Ad (iii) – ten punkt łączy się nieco z poprzednim i dotyka niekiedy „polityki osób i instytucji”. Jeśli pominiesz ten punkt, to możesz nie być w stanie prawidłowo zrozumieć istoty problemu

Ad (iv) – ten etap bywa że wymaga zorganizowania „burzy mózgów” i/lub sięgnięcia po wsparcie kogoś z zewnątrz.

Ad (v) – ważny etap, czy damy sobie sami radę z problemem? A może warto iść do szefostwa? Albo szukać rady na zewnątrz?

Ad (vi) – bez tego ani rusz.

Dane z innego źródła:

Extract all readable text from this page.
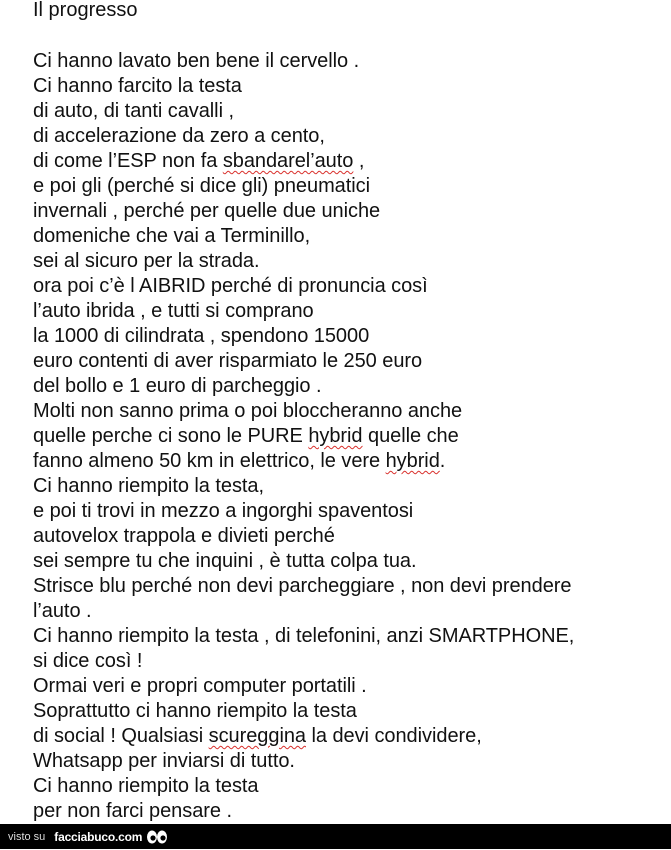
Il progresso
Ci hanno lavato ben bene il cervello .
Ci hanno farcito la testa
di auto, di tanti cavalli ,
di accelerazione da zero a cento,
di come l’ESP non fa sbandarel’auto ,
e poi gli (perché si dice gli) pneumatici
invernali , perché per quelle due uniche
domeniche che vai a Terminillo,
sei al sicuro per la strada.
ora poi c’è l AIBRID perché di pronuncia così
l’auto ibrida , e tutti si comprano
la 1000 di cilindrata , spendono 15000
euro contenti di aver risparmiato le 250 euro
del bollo e 1 euro di parcheggio .
Molti non sanno prima o poi bloccheranno anche
quelle perche ci sono le PURE hybrid quelle che
fanno almeno 50 km in elettrico, le vere hybrid.
Ci hanno riempito la testa,
e poi ti trovi in mezzo a ingorghi spaventosi
autovelox trappola e divieti perché
sei sempre tu che inquini , è tutta colpa tua.
Strisce blu perché non devi parcheggiare , non devi prendere
l’auto .
Ci hanno riempito la testa , di telefonini, anzi SMARTPHONE,
si dice così !
Ormai veri e propri computer portatili .
Soprattutto ci hanno riempito la testa
di social ! Qualsiasi scureggina la devi condividere,
Whatsapp per inviarsi di tutto.
Ci hanno riempito la testa
per non farci pensare .
visto su facciabuco.com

Można rozważać różne opcje, ale na coś się trzeba w pewnym momencie zdecydować

Ad (vii) – niby decyzja jest już gotowa ale może warto jeszcze krótko zapytać się siebie (kogoś?) czy jesteśmy przekonani, wziąwszy pod uwagę wszystko co wiemy, że to jest najlepsza decyzja. To jest moment na włączenie intuicji do działania (o tym , osobno, kiedy indziej)

Ad (viii) – decyzja podjęta, to już połowa sukcesu. Ale tylko „mniejsza połowa”!!! Dobrymi chęciami piekło jest wybrukowane – mówi popularne przysłowie. Trzeba jeszcze TO zrobić. I to skutecznie! I wystarczająco szybko.

Ad (ix) – ważny, choć często pomijany etap: analiza rozwiązanego problemu. Ułatwia uczenie się na własnych błędach, aby ich w przyszłości nie powtarzać.

Niektórym może się wydawać, że w tak prostej na pierwszy rzut oka procedurze nic nie można zepsuć… Gdyby tak jednak było, to wykonawcy projektów nie popełnialiby błędów. Praktyka i doświadczenie mówią, że w powyższej procedurze najczęstsze błędy, czyli najbardziej „wrażliwe” etapy to te wskazane poniżej:

 „Obsługa problemu” w projekcie – typowe błędy

(i) Zauważyć problem – NIE ZAUWAŻAĆ GO + IGNOROWAĆ GO

(ii) Opisać sobie istotę problemu („sedno sprawy”)

(iii)  Wypisać interesy stron

(iv) Wskazać możliwe opcje postępowania –    BYĆ ZBYT MAŁO PROAKTYWNYM I WIDZIEĆ TYLKO JEDNO WYJŚCIE Z SYTUACJI

(v) Podjąć decyzję – czy potrzebne jest „wciągnięcie” do tej sprawy kogoś jeszcze? ZBYT RZADKO RADZIĆ SIĘ INNYCH – „czy to moja wina”?

(vi) Sformułować rekomendację działania

(vii) Sprawdzić (samemu? z kimś?) podjętą „prawie-decyzję” i ją (samemu? z kimś) uznać za podjętą

(viii) Wdrożyć podjętą decyzję – NIESKUTECZNIE WDRAŻAĆ DECYZJĘ

(ix) Po zakończeniu sprawy – zastanowić się, czy sprawa była „odpowiednio załatwiona” – NIE WYCIĄGAĆ WNIOSKÓW Z WŁASNYCH DOŚWIADCZEŃ

Kto z czytelników bloga ma chwilę czasu, tego zachęcam do wypisania sobie kilku projektów, w jakich ostatnio byłeś czy byłaś, w roli kierownika, członka zespołu czy klienta i wskazaniu sytuacji konfliktowych jakie tam ewentualnie zaistniały oraz przeanalizowanie które elementy powyższego schematu wystąpiły w tej konkretnej sytuacji. A jeśli wszystko było prawidłowo? Mogło się zdarzyć i tak, ale większe czy mniejsze potknięcia (niekoniecznie od razu katastrofy) występują w większości projektów. Więc może po prostu go nie zauważyłeś (-aś) – patrz punkt (i) powyżej?